Long-term diabetes can affect many parts of the body and can lead to serious complications. Vascular complications that affect small (microvascular) and large (macrovascular) vessels are linked to the duration of hyperglycaemia and hypertension with the three most common microvascular disease manifestations being diabetic retinopathy, nephropathy and neuropathy.10 All three complications are prevalent in longstanding type 1 and 2 diabetes influenced by the degree of glycaemic control and remain relatively asymptomatic especially in the first 10 to 20 years after the diabetes diagnosis. Prevention is essential in reducing the potential for systemic dysfunctions.
Diabetic retinopathy by macular oedema, i.e., retinal thickening by capillary leakage, is the most common cause of adult blindness. The disease follows a two-stage progression starting with background retinopathy (non-proliferative) and develops into a more severe proliferative retinopathy that features rapid, abnormal new vessel formation along with perceptible focal blurring with partial or total vision loss.10,11
Diabetic nephropathy is a progressive kidney disease where fluid filtration by the kidneys becomes impaired as the vessels within the functional units (nephrons) become weak and leak plasma proteins (serum albumin) into the urinary excretion.
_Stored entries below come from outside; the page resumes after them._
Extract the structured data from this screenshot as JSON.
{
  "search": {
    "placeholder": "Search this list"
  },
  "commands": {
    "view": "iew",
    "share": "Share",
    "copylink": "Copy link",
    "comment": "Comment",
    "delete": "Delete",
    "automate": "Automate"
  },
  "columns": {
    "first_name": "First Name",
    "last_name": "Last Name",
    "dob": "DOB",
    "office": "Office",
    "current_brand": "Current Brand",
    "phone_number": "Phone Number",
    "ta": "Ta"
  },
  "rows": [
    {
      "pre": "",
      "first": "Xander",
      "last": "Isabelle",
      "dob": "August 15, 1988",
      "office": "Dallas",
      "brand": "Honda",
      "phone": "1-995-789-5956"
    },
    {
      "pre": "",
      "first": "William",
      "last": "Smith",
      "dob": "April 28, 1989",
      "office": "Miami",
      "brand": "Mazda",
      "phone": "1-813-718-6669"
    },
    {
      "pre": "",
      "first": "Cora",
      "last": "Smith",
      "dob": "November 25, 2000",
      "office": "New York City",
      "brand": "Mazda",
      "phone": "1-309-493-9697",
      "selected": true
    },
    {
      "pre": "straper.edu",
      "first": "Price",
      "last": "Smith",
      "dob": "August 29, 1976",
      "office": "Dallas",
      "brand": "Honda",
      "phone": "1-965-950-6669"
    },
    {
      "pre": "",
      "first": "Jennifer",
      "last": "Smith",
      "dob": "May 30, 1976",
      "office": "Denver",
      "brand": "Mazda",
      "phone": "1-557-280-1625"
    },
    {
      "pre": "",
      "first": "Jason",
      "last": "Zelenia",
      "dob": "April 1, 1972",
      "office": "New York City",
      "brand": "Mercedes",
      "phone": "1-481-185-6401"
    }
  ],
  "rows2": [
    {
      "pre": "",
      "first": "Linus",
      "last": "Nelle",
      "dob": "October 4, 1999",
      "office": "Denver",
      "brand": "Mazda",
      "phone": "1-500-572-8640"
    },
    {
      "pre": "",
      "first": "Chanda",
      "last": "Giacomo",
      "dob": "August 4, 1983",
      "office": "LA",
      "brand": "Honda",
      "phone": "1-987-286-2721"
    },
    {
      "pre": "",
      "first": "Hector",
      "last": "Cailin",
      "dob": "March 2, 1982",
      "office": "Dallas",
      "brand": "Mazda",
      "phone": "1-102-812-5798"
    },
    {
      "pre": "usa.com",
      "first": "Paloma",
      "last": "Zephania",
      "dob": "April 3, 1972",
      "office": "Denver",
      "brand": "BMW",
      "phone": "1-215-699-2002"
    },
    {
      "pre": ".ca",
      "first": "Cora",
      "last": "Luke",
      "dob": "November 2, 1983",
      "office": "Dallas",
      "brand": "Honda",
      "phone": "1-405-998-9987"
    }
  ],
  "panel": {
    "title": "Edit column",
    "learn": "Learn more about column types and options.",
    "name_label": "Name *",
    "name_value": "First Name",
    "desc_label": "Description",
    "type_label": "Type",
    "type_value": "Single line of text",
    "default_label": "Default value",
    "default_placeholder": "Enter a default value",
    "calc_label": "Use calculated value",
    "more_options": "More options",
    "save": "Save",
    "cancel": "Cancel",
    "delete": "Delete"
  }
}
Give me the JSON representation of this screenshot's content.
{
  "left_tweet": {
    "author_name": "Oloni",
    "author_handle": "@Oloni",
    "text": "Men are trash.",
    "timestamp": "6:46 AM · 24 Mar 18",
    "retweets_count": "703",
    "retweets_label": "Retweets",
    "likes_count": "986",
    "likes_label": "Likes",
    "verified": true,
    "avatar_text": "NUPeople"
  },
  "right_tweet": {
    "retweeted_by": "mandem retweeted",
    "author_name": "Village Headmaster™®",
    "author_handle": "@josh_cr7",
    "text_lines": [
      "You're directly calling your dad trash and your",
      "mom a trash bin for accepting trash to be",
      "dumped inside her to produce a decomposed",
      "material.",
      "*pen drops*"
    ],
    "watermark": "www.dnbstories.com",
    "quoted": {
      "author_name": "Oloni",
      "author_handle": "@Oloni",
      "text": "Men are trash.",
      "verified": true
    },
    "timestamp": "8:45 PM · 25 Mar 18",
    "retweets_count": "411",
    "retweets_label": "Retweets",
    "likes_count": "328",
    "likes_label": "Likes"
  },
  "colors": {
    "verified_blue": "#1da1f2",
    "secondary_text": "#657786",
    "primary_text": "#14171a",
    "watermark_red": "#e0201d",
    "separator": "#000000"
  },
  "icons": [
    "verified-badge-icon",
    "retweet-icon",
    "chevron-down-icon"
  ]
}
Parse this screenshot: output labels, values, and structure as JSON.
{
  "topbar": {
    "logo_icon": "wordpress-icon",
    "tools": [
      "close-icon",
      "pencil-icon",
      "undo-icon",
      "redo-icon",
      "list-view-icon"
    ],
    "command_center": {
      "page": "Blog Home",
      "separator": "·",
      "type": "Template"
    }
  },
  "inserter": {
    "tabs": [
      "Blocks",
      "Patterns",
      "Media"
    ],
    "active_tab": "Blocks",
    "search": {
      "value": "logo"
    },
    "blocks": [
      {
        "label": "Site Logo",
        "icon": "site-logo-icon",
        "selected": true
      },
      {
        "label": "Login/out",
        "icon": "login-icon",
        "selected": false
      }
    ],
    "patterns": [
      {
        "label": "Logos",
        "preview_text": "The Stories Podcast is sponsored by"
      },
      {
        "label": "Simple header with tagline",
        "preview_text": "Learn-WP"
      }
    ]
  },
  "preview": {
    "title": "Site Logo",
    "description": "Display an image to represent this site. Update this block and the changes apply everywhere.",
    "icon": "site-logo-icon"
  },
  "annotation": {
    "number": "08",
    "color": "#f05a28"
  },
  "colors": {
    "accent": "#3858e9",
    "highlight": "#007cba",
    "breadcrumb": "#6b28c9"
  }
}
This sets off a cascade of fluid retention (oedema) that exacerbates hypertension, which can lead to accelerated renal failure.10,12
Neuropathy refers to nerve damage, the most common complication and implicated in 50-75% of non-traumatic amputations. The absence of ankle reflexes is a revealing sign with most diabetics developing peripheral neuropathy as a result of impaired blood flow to nerves governing the movement of the arms and legs, affecting especially the feet and hands. The loss of sensation to touch, vibration, proprioception or temperature can lead to foot ulceration, infection and destruction of normal foot architecture by the dulled perception to ill-fitting shoes and abnormal weight bearing.10,13
Macrovascular disease manifests as coronary disease (atherosclerosis), cerebrovascular disease (stroke) and peripheral arterial disease.10 The occurrence of these and other diabetes complications can be reduced by controlling the levels of blood glucose, blood pressure, and blood lipids and by receiving and participating in preventive care practices in a timely manner.